Dari Santri untuk Indonesia
Di bawah pemahaman yang begitu kabur dalam persoalan negara bangsa, tidak dapat dielakkan munculnya gerakan-gerakan yang menginginkan sistem khilafah di Indonesia, dan hingga saat ini denyutnya masih terasa. Fenomena tersebut mendorong para santri Nusantara untuk merespons secara bijak dan strategis. Sebagai konter terhadap gerakan-gerakan tersebut, para santri menjawab pokok persoalan yang diusung, salah satunya adalah memformalisasikan hukum syariat di bumi Indonesia.
Para santri dari Pesantren Lirboyo, misalnya, melalui buku Fikih Kebangsaan: Merajut Kebersamaan di Tengah Kebhinekaan, menjelaskan secara rinci isu-isu yang terkait dengan kebangsaan. Mereka menghadirkan argumentasi yang kuat berdasarkan kutub al-mu’tabarah (kitab-kitab rujukan yang terpercaya), sekaligus mengulas dalil-dalil yang sering digunakan oleh para penggugat, untuk mengungkap fakta sebenarnya.
Contoh lain dapat kita temukan dalam kegiatan diskusi rutin di beberapa pesantren yang dikenal dengan istilah bahsul masail.
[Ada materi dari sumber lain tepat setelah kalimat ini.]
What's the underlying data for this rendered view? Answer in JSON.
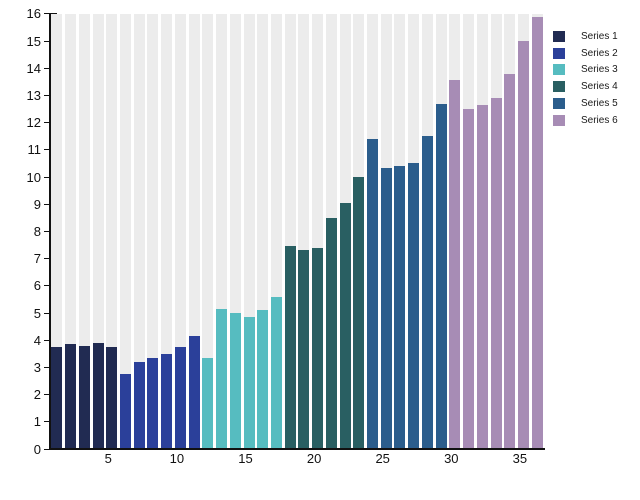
{
  "chart_data": {
    "type": "bar",
    "title": "",
    "xlabel": "",
    "ylabel": "",
    "ylim": [
      0,
      16
    ],
    "y_ticks": [
      0,
      1,
      2,
      3,
      4,
      5,
      6,
      7,
      8,
      9,
      10,
      11,
      12,
      13,
      14,
      15,
      16
    ],
    "x_tick_labels": [
      5,
      10,
      15,
      20,
      25,
      30,
      35
    ],
    "grid": "vertical background stripes, no horizontal gridlines",
    "legend_position": "right-top",
    "series": [
      {
        "name": "Series 1",
        "color": "#212b52",
        "x": [
          1,
          2,
          3,
          4,
          5
        ],
        "values": [
          3.75,
          3.85,
          3.8,
          3.9,
          3.75
        ]
      },
      {
        "name": "Series 2",
        "color": "#2b409a",
        "x": [
          6,
          7,
          8,
          9,
          10,
          11
        ],
        "values": [
          2.75,
          3.2,
          3.35,
          3.5,
          3.75,
          4.15
        ]
      },
      {
        "name": "Series 3",
        "color": "#56bcc0",
        "x": [
          12,
          13,
          14,
          15,
          16,
          17
        ],
        "values": [
          3.35,
          5.15,
          5.0,
          4.85,
          5.1,
          5.6
        ]
      },
      {
        "name": "Series 4",
        "color": "#295f62",
        "x": [
          18,
          19,
          20,
          21,
          22,
          23
        ],
        "values": [
          7.45,
          7.3,
          7.4,
          8.5,
          9.05,
          10.0
        ]
      },
      {
        "name": "Series 5",
        "color": "#2b5d8c",
        "x": [
          24,
          25,
          26,
          27,
          28,
          29
        ],
        "values": [
          11.4,
          10.35,
          10.4,
          10.5,
          11.5,
          12.7
        ]
      },
      {
        "name": "Series 6",
        "color": "#a78cb5",
        "x": [
          30,
          31,
          32,
          33,
          34,
          35,
          36
        ],
        "values": [
          13.55,
          12.5,
          12.65,
          12.9,
          13.8,
          15.0,
          15.9
        ]
      }
    ],
    "style": {
      "stripe_color": "#ececec",
      "background_color": "#ffffff",
      "axis_color": "#111111",
      "tick_label_color": "#111111",
      "legend_label_color": "#1a1a1a"
    }
  }
}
Dalam forum itu, para santri dan kiai membahas dan mengkaji berbagai permasalahan umat, termasuk problematika negara bangsa, untuk mencari jalan tengah yang solutif. Artinya, spirit nasionalisme santri dari masa pra-kemerdekaan hingga saat ini tidak dapat lagi diragukan. Mereka terus berkontribusi menjaga keutuhan bangsa dan membangun harmoni di tengah kebhinekaan Indonesia.